Fam Zheng sent a patch series earlier this year to add dirty bitmaps for
block devices to QEMU.  It only supported in-memory bitmaps but
persistent bitmaps are fairly straightforward to implement.  I'm
interested in these patches for the incremental backup use case.
https://lists.gnu.org/archive/html/qemu-devel/2014-03/msg05250.html

I guess the reason you mention persistent bitmaps is to save time when
adding a host that previously participated and has an older version of
the disk image?

> > The second stage (mode) is the replication of block device state changes
> > (modified blocks)  to keep the image on the secondary in sync with the
> > primary. The mirrored blocks must be buffered in ram (block buffer) until
> > the complete Checkpoint (RAM, vCPU, device state) can be committed.
> > 
> > For keeping the complete system state consistent on the secondary system
> > there must be a possibility for MC to commit/discard block device state
> > changes. In normal operation the mirrored block device state changes (block
> > buffer) are committed to disk when the complete checkpoint is committed. In
> > case of a crash of the primary system while transferring a checkpoint the
> > data in the block buffer corresponding to the failed Checkpoint must be
> > discarded.

Thoughts:

Writing data safely to disk can take milliseconds.  Not sure how that
figures into your commit step, but I guess commit needs to be fast.

I/O requests happen in parallel with CPU execution, so could an I/O
request be pending across a checkpoint commit?  Live migration does not
migrate inflight requests, although it has special case code for
migration requests that have failed at the host level and need to be
retried.  Another way of putting this is that live migration uses
bdrv_drain_all() to quiesce disks before migrating device state - I
don't think you have that luxury since bdrv_drain_all() can take a long
time and is not suitable for microcheckpointing.

Block devices have the following semantics:
1. There is no ordering between parallel in-flight I/O requests.
2. The guest sees the disk state for completed writes but it may not see
   disk state of in-flight writes (due to #1).
3. Completed writes are only guaranteed to be persistent across power
   failure if a disk cache flush was submitted and completed after the
   writes completed.

> > I think this can be achieved by drive-mirror and a filter block driver.
> > Another approach could be to exploit the block migration functionality of
> > live migration with a filter block driver.

block-migration.c should be avoided because it may be dropped from QEMU.
It is unloved code and has been replaced by drive-mirror.

> > The drive-mirror (and live migration) does not rely on shared storage and
> > allow live block device copy and incremental syncing.
> > 
> > A block buffer can be implemented with a QEMU filter block driver. It should
> > sit at the same position as the Quorum driver in the block driver hierarchy.
> > When using block filter approach MC will be transparent and block device
> > agnostic.
> > 
> > The block buffer filter must have an Interface which allows MC control the
> > commits or discards of block device state changes. I have no idea where to
> > put such an interface to stay conform with QEMU coding style.
> > 
> > 
> > I???m sure there are alternative and better approaches and I???m open for
> > any ideas

You can use drive-mirror and the run-time NBD server in QEMU without
modification:

  Primary (drive-mirror)   ---writes--->   Secondary (NBD export in QEMU)

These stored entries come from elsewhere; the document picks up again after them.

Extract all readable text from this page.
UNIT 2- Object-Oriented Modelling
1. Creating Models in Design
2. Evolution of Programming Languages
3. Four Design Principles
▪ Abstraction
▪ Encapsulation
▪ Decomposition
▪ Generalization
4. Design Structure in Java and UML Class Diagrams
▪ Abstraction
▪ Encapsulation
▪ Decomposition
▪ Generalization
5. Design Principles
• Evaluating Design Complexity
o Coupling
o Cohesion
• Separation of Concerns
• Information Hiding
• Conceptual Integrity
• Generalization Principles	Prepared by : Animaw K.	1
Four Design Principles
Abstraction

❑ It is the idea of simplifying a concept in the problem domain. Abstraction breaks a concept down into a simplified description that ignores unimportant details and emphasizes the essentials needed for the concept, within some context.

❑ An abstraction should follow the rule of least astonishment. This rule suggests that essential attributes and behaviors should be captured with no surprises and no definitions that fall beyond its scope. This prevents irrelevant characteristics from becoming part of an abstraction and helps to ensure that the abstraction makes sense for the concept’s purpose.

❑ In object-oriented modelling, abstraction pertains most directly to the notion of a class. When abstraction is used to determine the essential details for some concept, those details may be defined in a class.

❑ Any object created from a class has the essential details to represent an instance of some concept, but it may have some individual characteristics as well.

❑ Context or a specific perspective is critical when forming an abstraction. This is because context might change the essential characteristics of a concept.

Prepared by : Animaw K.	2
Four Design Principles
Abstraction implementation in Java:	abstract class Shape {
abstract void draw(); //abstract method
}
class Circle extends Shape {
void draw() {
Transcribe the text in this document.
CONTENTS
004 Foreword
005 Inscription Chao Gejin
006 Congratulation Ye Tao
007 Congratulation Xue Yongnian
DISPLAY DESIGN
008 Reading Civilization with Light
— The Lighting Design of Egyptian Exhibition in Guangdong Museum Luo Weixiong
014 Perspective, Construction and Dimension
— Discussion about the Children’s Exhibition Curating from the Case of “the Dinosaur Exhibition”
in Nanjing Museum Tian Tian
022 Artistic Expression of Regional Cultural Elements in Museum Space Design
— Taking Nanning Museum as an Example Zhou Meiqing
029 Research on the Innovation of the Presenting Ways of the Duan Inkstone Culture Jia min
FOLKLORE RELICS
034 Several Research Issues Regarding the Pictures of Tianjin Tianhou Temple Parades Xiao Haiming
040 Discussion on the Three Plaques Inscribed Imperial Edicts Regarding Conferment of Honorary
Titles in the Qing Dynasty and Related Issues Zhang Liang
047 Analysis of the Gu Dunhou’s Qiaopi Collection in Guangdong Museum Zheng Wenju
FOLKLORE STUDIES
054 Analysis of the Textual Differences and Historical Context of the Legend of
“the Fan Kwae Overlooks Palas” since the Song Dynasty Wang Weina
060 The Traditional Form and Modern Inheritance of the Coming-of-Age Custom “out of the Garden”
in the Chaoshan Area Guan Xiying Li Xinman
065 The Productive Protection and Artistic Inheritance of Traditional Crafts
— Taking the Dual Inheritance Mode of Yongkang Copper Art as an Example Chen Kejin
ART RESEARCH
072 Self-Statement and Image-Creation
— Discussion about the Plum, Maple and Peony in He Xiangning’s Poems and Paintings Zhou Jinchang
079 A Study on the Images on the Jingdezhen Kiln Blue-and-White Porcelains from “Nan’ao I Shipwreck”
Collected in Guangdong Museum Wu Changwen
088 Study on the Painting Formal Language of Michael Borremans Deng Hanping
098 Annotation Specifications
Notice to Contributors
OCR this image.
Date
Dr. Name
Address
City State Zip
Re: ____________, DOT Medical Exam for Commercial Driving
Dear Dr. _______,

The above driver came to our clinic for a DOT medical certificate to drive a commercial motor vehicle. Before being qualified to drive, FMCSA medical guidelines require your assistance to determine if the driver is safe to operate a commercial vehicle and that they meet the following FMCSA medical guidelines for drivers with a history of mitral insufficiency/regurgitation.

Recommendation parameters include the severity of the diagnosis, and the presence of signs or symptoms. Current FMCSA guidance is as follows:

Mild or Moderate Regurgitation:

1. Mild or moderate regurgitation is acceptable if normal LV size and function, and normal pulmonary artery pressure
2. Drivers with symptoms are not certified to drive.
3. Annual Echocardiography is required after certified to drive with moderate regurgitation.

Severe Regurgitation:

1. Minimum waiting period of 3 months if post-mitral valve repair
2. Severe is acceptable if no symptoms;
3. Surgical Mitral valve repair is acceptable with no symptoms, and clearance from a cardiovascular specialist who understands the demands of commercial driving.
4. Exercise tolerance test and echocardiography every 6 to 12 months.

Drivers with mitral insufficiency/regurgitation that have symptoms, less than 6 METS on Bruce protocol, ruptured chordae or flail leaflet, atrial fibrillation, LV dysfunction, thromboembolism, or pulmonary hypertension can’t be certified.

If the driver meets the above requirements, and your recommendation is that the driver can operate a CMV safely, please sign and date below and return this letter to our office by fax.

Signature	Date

Your block filter idea can work and must have the logic so that a commit
operation sent via the microcheckpointing protocol causes the block
filter to write buffered data to disk and flush the host disk cache.

To ensure that the disk image on the secondary is always in a crash
consistent state (i.e. the state you get from power failure), the
secondary needs to know when disk cache flush requests were sent and the
write ordering.  That way, even if there is a power failure while the
secondary is committing, the disk will be in a crash consistent state.
After the secondary (or primary) is booted again file systems or
databases will be able to fsck and resume.

(In other words, in a catastrophic failure you won't be any worse off
than with a power failure on an unprotected single machine.)